Venkatesh Srinivasan, 54
Director Nominee
Mr. Srinivasan has served as the President of Micor Labs USA, a pharmaceuticals company since January 2021. From May 2020 to December 2020, he served as President of Rising Pharma, USA, a pharmaceuticals company. From January 2014 to March 2020, he served as President and Chief Executive Officer of Ascend Laboratories, USA, where he grew the business, including building a new team and strengthening processes and systems. In addition, Mr. Srinivasan served as a Director at Pfizer India from August 2006 to January 2014. Mr. Srinivasan received a Bachelor of Chemical Engineering degree from the University of Mumbai, a Master’s of Science Degree in Chemical Engineering from Washington State University, and an MBA from the Indian Institute of Management. His skillset will be extremely useful as we conduct due diligence works on target companies, and as such, believe that Mr. Srinivasan is well qualified to serve on the board of directors of the Company.
Donald G. Fell, 74
Director Nominee
Mr. Fell is presently Professor and Institute Director for the Davis, California-based Foundation for Teaching Economics and adjunct professor of economics for the University of Colorado, Colorado Springs, a position he has held since 2011. Mr. Fell has also served as an independent director of Trxade since January 2014, as well as a director of Trxade Nevada since December 2014. From 1995 – 2012, Mr. Fell held positions with the University of South Florida as a member of the Executive MBA faculty, Director of Executive and Professional Education and Senior Fellow of the Public Policy Institute. He has also served as visiting professor of economics at the University of LaRochelle, France, and as adjunct professor of economics at both Illinois State University and The Ohio State University.
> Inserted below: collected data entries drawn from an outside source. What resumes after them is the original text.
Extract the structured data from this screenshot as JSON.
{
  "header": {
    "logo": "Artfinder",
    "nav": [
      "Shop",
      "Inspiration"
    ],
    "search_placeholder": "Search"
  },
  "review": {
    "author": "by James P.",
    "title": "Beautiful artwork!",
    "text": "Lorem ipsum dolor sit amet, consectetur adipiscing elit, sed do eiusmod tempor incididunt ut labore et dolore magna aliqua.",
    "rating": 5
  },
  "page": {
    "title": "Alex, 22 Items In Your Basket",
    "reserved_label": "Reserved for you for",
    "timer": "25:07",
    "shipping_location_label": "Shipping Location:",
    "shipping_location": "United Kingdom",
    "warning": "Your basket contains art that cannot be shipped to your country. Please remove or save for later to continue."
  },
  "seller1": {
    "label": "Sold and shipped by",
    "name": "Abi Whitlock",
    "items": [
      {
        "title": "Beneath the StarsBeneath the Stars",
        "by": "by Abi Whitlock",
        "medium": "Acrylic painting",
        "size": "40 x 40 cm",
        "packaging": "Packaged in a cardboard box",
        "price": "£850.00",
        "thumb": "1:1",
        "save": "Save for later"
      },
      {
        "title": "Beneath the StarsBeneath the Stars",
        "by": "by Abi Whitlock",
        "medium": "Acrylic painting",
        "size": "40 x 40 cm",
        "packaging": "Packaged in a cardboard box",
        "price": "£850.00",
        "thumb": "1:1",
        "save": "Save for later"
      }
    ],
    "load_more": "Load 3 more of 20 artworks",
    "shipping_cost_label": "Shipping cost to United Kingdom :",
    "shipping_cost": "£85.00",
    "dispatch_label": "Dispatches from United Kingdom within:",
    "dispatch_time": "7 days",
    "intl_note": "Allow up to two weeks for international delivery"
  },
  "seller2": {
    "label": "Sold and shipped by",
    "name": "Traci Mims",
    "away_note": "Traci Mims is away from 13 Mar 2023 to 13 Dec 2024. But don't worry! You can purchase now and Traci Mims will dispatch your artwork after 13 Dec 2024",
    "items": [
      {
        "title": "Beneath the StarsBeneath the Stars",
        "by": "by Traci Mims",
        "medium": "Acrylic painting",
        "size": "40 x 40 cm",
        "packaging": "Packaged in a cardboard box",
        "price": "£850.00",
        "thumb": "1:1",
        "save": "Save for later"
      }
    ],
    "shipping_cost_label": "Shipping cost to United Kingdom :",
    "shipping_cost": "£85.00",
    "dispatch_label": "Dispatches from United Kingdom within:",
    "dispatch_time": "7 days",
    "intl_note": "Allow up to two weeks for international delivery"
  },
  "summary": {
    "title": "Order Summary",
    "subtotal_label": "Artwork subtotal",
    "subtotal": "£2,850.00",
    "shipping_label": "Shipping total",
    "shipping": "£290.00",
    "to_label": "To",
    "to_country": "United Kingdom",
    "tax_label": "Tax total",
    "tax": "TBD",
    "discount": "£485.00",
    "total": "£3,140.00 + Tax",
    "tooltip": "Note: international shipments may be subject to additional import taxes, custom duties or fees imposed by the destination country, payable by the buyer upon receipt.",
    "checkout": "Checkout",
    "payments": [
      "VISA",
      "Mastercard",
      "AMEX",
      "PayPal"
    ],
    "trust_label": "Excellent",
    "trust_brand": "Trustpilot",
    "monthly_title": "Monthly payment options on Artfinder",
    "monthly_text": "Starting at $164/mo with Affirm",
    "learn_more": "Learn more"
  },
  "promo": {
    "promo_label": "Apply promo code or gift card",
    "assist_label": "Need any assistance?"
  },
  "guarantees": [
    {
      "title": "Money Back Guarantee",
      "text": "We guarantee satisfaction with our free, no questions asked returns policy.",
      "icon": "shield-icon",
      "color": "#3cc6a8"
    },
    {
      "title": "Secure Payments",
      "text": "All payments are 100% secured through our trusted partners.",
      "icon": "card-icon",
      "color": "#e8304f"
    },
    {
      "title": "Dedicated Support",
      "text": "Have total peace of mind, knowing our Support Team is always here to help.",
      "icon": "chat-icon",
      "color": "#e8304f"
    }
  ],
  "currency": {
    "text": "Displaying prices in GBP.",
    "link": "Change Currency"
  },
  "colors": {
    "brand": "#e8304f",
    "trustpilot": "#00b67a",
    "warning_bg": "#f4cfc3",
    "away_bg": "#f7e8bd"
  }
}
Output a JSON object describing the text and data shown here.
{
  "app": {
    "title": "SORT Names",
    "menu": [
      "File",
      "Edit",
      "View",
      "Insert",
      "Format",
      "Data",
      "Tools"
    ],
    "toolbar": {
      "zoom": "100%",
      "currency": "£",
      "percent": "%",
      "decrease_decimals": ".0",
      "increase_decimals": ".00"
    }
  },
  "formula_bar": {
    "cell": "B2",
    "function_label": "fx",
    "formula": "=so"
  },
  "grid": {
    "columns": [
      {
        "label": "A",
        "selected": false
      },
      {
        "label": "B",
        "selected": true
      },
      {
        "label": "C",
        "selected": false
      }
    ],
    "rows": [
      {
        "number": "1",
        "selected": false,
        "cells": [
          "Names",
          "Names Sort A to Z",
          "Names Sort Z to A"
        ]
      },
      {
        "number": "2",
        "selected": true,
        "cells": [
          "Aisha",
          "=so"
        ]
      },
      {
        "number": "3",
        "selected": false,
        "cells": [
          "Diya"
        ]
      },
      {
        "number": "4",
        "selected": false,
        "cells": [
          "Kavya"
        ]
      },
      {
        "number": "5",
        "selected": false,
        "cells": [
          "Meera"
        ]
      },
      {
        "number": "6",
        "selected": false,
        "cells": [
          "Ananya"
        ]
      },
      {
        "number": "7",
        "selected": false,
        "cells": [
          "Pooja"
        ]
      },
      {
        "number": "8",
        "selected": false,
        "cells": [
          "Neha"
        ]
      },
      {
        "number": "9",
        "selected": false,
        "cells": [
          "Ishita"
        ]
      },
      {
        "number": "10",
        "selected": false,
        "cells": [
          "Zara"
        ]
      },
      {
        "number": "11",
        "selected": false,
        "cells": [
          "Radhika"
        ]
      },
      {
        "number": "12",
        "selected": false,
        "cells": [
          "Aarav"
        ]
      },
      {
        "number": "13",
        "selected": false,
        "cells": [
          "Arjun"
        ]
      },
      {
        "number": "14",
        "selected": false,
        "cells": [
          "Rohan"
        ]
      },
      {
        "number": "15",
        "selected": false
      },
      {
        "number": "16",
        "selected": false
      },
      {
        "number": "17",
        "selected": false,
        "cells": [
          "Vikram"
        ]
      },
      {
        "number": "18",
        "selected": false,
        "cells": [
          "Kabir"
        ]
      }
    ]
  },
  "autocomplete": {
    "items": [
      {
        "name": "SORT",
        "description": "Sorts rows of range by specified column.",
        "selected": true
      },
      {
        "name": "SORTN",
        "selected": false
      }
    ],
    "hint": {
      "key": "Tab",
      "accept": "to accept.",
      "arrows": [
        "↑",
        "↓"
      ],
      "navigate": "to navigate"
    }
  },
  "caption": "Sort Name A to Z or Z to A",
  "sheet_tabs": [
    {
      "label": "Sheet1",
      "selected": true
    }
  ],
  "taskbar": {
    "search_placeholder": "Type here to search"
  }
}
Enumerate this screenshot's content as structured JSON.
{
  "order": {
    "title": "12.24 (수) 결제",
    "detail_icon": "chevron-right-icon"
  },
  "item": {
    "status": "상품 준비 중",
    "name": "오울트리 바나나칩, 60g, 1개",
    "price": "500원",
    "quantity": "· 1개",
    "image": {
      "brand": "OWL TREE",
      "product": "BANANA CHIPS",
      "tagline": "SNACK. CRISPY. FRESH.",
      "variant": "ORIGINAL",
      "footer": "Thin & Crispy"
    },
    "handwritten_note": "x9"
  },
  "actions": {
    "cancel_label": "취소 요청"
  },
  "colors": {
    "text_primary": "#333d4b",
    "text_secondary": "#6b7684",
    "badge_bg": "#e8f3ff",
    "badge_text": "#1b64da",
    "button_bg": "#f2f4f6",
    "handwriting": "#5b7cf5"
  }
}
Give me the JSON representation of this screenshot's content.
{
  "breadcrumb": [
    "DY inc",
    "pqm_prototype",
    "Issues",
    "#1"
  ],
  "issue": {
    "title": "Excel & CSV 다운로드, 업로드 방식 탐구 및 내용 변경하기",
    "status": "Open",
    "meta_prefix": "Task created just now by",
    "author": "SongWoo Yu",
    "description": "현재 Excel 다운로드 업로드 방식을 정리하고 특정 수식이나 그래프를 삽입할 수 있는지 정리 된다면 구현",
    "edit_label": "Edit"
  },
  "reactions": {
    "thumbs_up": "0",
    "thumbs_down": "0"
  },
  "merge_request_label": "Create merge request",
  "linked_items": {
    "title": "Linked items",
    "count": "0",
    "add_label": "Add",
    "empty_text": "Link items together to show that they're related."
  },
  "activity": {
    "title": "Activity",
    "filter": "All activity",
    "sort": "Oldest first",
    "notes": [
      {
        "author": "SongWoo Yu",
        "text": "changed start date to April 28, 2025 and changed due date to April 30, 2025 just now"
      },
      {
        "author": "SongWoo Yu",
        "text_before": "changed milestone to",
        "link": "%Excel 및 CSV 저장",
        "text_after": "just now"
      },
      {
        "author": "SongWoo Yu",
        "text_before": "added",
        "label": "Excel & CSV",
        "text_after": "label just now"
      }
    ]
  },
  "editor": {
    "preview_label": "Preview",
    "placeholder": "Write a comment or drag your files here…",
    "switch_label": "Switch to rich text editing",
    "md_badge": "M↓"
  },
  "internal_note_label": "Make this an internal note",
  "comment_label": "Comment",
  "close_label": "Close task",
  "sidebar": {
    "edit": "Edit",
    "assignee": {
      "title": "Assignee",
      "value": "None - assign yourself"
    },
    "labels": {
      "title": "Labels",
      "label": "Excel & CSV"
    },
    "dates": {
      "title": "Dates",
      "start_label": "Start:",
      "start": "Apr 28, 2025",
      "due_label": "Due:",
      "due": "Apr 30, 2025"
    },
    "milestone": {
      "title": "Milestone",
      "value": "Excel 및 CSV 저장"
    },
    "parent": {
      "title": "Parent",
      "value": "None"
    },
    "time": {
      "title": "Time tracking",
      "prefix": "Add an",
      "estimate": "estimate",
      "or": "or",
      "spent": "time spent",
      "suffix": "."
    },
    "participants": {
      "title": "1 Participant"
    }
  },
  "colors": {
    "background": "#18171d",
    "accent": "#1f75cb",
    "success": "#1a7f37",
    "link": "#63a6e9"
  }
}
Mr. Fell holds undergraduate and graduate degrees in economics from Indiana State University and is all but dissertation (ABD) in economics from Illinois State University. Through his work with the Foundation for Teaching Economics and the University of Colorado, Colorado Springs he has conducted graduate institutes on economic policy and environmental economics in 44 states, throughout Canada, the Islands and Eastern Europe.
Siva Saravanan, 46
Director Nominee
Mr. Saravanan has served as the Chief Digital Officer and Managing Director of Wavestone US, a management and consulting company since March 2020. From August 2018 to February 2020, Mr. Saravanan served as the Senior Vice President and Chief Information Officer for Reviver, an IoT start-up that creates connected digital license plates for autonomous driving. From June 2017 to August 2018, Mr. Saravanan served as the Chief Executive Officer and Principal of Harvis Group Inc., a human resource consulting company. He was also VP of IT Digital Transformation and Program Delivery at Aristocrat Technologies, where he led the transformation of business systems for a leading high-tech gaming manufacturer, from January 2016 to June 2017. Mr. Saravanan spent five years at Verifone as a Senior Director supporting technology operations in 40+ countries and also taking on delivery responsibilities. Mr. Saravanan holds a M.S. in Systems Engineering from Tennessee State University and B.S in Mechanical Engineering from Annamalai University in Chidambaram, India. He is also on the Advisory Board of NishTech Inc., a digital commerce company and the Advisory Council of George Washington University School of Business Digital Program. Mr. Saravanan is a member of Forbes Technology Council contributing regularly.